Gareth Jones, Emeritus Professor of Anatomy in the University of Otago in New Zealand and an ISCAST fellow,compares intersex with eunuchs in a piece for The Melbourne Anglican.

“In Scripture, we can think of eunuchs as being a comparable category to intersex individuals. Here, eunuchs are perceived as outsiders, morally suspect, neither male nor female. 

“However, Isaiah predicted a time when they would be included with God’s people (Isaiah 56:3-7). Jesus affirmed them in the context of teaching on marriage (Matt 19:12) where three types are mentioned: eunuchs at birth, castrated males, and a third category open to debate. Philip also welcomed a eunuch into the church on the road down from Jerusalem (Acts 8:26-38). 

“In calling his disciples to learn from eunuchs, Jesus taught them to learn from those whose gender identity was not secure, and that gender identity is not the central value in the kingdom of heaven. For Christians, this is an extremely important principle that can be applied to not only intersex individuals but to the other thornier categories of gender identity.” 

Answers in Genesis, a generally conservative site, takes an opposite tack: “A consulation [sic] of all the standard Classical, NT, and Patristic Greek lexicographers reveals that they unanimously identify the primary senses of the Greek word translated eunuch (eunouchos) as either 1) a male person lacking the ability to beget children, whether through castration (Xenophon, Cyropaedia, 5.2.28), accident (Leviticus 21:20), or congenital defect (Matthew 19:12) or 2) a male palace official whether castrated (Esther 2:3) or not (Genesis 39:140:27).11 No Greek lexicon lists hermaphrodyteandrogyne, or any other term related to intersex, transgender, or homosexual persons for the term eunuch.”

The Other Cheek asked Geneticist Philip Batterham how Christians could think about people who are born intersex. “John it is hard to be sure, but I think the people Jesus describes as eunuchs may well have been born intersex or have had other differences in sex development. My starting point is that we need to be loving. Try to imagine that you were born with this condition or that your child was. We need to treat these people as we would want to be treated. We should stand up for the rights of these people. Like everyone else they were created in God’s image.”

Genesis 1:27, the creation of humankind, male and female, in God’s image, takes place before the fall, the catastrophic entry of sin into the world. As part of considering intersex persons, or the Biblical category of Eunuchs from birth, if their existence reflects a reality that exists “postlapsarian” – after the fall – then Genesis1:27 is not contradicted by the world containing people of inter-determinant gender. 

So God’s initial creation of a two-gender race of humans and the current situation that includes intersex persons are both consistent with the biblical record. And intersex people are image bearers of God, just as much as anyone else, and on the other hand, not more or less sinful.

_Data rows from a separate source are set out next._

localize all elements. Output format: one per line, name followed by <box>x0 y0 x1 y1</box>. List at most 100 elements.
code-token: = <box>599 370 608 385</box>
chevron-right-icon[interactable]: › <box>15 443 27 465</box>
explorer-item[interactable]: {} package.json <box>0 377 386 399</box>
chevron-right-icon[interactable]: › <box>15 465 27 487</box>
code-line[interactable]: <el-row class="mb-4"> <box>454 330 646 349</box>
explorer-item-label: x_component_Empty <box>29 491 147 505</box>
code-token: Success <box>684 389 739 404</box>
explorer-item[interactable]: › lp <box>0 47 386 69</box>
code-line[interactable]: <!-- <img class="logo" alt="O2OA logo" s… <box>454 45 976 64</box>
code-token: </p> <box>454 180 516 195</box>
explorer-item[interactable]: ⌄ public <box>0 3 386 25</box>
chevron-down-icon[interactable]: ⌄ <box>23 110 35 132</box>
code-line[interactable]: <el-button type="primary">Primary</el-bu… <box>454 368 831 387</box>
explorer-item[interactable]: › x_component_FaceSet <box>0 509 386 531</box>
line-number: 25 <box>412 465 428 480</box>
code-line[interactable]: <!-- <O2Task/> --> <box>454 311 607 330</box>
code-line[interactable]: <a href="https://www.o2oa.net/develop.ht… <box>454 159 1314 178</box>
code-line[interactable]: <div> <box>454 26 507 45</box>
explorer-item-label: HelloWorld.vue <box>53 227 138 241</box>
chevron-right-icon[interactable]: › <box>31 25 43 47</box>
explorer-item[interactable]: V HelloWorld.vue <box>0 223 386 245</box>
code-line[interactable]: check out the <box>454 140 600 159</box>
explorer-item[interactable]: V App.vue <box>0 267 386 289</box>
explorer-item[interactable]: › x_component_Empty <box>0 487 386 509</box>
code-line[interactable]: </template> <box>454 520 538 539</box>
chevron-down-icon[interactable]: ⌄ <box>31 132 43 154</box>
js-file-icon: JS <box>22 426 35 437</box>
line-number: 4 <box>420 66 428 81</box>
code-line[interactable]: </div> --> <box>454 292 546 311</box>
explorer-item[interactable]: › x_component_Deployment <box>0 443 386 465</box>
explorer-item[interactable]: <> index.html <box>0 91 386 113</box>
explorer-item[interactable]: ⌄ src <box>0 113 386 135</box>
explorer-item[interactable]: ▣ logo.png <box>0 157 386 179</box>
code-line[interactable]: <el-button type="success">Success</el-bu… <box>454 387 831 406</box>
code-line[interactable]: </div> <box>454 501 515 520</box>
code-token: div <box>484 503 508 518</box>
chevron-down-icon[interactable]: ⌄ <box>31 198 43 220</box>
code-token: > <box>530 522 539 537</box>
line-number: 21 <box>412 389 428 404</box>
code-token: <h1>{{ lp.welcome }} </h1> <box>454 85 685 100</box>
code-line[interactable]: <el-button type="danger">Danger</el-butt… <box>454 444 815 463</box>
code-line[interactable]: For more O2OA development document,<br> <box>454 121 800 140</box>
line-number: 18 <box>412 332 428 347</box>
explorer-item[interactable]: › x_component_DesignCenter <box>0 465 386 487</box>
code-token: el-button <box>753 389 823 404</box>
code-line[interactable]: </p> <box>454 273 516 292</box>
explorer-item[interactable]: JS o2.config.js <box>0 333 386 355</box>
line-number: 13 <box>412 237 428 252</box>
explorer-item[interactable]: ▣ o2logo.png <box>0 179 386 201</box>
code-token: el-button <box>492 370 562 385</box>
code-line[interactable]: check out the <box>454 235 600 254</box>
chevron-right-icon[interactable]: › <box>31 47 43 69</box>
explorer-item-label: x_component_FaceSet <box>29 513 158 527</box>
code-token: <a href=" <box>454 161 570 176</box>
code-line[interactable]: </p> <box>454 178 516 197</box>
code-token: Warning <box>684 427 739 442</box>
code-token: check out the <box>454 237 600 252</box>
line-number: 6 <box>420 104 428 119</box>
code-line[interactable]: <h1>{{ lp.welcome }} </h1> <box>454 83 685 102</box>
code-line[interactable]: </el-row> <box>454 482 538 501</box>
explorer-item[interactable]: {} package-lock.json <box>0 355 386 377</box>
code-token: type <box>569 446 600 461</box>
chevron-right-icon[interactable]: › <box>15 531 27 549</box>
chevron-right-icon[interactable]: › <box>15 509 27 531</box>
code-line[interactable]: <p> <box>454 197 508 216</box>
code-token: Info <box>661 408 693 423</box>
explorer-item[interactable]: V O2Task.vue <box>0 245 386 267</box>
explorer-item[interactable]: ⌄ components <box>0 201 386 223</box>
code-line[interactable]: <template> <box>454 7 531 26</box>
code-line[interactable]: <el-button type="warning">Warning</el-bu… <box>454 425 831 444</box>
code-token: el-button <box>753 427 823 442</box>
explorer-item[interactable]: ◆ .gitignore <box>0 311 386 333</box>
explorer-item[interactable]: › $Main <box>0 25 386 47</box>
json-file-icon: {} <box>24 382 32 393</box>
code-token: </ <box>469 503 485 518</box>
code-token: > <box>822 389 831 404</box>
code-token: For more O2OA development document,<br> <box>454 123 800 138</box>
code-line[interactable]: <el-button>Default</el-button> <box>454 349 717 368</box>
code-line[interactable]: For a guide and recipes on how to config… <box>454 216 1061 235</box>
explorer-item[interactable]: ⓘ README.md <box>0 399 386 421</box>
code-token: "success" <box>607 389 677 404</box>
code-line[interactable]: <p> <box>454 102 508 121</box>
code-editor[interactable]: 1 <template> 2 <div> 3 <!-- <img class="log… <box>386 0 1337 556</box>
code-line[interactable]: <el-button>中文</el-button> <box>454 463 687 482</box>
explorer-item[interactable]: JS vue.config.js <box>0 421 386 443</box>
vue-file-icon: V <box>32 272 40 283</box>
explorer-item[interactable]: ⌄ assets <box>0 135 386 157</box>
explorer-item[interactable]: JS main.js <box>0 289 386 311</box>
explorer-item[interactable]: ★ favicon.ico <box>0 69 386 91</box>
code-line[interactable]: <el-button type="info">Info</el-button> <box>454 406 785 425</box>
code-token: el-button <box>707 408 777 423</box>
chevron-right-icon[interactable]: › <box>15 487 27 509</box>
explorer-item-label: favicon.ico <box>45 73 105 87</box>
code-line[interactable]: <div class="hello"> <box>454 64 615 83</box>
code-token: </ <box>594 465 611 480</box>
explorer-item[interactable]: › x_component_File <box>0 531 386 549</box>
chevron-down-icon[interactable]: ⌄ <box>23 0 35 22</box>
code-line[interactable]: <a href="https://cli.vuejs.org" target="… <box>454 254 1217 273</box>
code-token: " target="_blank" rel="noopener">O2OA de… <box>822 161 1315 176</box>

However, part of our kindness to intersex persons, neighbours, and fellow members of the body of Christ will be to listen to their voices of experience. To take the Darlington Statement by Australian Intersex organisations as an example so of their perspectives will be hard for us to hear, while others we might readily agree with. 

While recognising that society’s expectation that people are easily identified as male or female is challenging for intersex people, the Darlington Statement’s call for gender or sex to be left of birth certificates will be hard to accept for many of us. But on the other hand, recognising that for some intersex persons, their secondary sexual characteristics will vary over time, calls for a charitable and reasonable accommodation, surely.